The Junior World Orienteering Championships 2021 are in progress just southeast of Istanbul, in the Asian part of Turkey (since it’s east of Bosporus, the strait of Istanbul). Turkey has long been a major orienteering country with lots of activities—one just has to recall the annual Antalya Orienteering Festival.
If asked where you’d want to try orienteering in Asia, would you answer China, Thailand, or… Turkey? Chances are that you’ve already done orienteering on a competition trip to Antalya (which is indeed in the Asian part of Turkey).
However, if you’ve noticed ORIEN.ASIA long enough, you’ll find that we scarcely talked about Turkey or its orienteering events. Does Turkish orienteering properly belong to the European or Asian orienteering scene, and should we promote more about Turkey in the future?
Europe vs. Asia—an Ancient Greek concept
The idea that there’s a continent called Europe, and another called Asia, stems from the worldview of Ancient Greeks more than 2000 years ago.
The concept of Europe vs. Asia is evident already in Classical Greece (5th to 4th centuries BC), when Herodotus (in his Histories) defined Asia to the region around Anatolia and Persia. Asia contrasted with Europe, which then meant the lands west of the Aegean Sea (thereby including mainland Greece).
By the Roman era, there was a conceptual distinction between Asia Minor (Anatolia) and Asia Major (further east). There was also a province in western Anatolia called Asia.
Turkey is both European and Asian
The Turkish people can be traced to the migrations of the Turks over the past 4000 years. Long a nomadic people, they moved from Northeast Asia (now the easternmost reaches of Russia) into Mongolia, where they became a formidable foe of the Chinese. The Turks then moved onward into Central Asia, many of them becoming Muslims as the religion expanded there in the 7th to 8th centuries AD.
Turks became more prominent in the Umayyad and Abbasid Caliphates, and eventually moved into Anatolia after the 11th century. In 1453, Mehmed II of the House of Osman would conquer Constantinopole, giving rise to the Ottoman Empire which spanned between Europe and Asia and conquering further into Central Europe.

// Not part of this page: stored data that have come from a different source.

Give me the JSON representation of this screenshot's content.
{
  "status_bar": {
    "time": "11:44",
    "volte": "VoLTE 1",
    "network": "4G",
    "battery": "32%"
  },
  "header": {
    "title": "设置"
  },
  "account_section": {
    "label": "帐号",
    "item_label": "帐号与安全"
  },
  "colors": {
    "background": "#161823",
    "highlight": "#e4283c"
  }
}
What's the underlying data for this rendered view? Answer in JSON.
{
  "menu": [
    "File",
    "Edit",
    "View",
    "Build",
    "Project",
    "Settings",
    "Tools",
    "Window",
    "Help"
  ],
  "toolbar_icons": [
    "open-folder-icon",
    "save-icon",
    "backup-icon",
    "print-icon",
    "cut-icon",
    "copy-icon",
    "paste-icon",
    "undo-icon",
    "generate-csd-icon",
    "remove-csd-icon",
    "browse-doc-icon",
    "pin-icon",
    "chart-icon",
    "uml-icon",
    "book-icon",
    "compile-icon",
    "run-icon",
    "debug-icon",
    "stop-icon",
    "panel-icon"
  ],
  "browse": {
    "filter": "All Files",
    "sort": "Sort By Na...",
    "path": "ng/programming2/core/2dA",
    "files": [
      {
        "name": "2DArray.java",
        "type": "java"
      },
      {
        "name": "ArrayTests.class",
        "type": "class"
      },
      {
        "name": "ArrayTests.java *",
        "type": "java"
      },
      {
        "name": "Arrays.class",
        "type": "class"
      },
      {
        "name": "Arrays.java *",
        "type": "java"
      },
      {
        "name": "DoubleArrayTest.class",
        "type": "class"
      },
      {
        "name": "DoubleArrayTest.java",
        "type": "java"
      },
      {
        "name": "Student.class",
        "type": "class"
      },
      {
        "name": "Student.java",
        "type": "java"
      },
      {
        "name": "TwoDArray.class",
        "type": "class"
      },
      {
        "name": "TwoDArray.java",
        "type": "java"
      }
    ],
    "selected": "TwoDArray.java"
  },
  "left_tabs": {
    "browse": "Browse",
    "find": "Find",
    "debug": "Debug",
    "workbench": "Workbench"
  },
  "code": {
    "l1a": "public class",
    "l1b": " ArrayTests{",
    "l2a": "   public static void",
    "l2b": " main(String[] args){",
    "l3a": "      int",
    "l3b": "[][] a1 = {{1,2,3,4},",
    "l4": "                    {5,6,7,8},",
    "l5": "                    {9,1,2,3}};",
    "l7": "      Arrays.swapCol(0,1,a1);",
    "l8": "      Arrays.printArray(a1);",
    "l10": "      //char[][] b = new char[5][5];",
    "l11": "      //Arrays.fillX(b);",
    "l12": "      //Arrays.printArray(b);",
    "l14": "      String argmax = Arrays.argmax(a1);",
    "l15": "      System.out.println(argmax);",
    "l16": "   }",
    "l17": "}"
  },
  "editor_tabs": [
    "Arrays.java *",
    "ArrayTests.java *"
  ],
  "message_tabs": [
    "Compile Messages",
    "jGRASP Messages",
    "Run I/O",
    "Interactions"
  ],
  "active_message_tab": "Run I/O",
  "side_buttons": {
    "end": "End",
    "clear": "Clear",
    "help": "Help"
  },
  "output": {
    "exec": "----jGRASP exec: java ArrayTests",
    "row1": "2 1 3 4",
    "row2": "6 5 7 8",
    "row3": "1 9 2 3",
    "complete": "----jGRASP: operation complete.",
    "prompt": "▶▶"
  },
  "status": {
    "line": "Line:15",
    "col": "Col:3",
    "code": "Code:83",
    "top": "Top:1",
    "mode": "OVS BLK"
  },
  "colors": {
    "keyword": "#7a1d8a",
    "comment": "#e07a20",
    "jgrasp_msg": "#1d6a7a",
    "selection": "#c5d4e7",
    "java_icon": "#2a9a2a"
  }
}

The empire fell after the First World War, and after the Turkish Independence War led by Mustafa Kemal (Atatürk) the modern Republic of Turkey was born.
Although the Turkish people are traditionally Muslims, over time the Ottoman Empire would receive a lot of influence from Western Europe thanks to its position, perhaps even more so under the Republic as Atatürk initiated secularist reforms. Since 1999, Turkey has even been a candidate for the European Union (although progress has stalled).
Turkey thus has a unique character that is both European and Asian—unlike another major transcontinental country Russia, whose origin and population is more focused in Europe (despite having more land in Asia).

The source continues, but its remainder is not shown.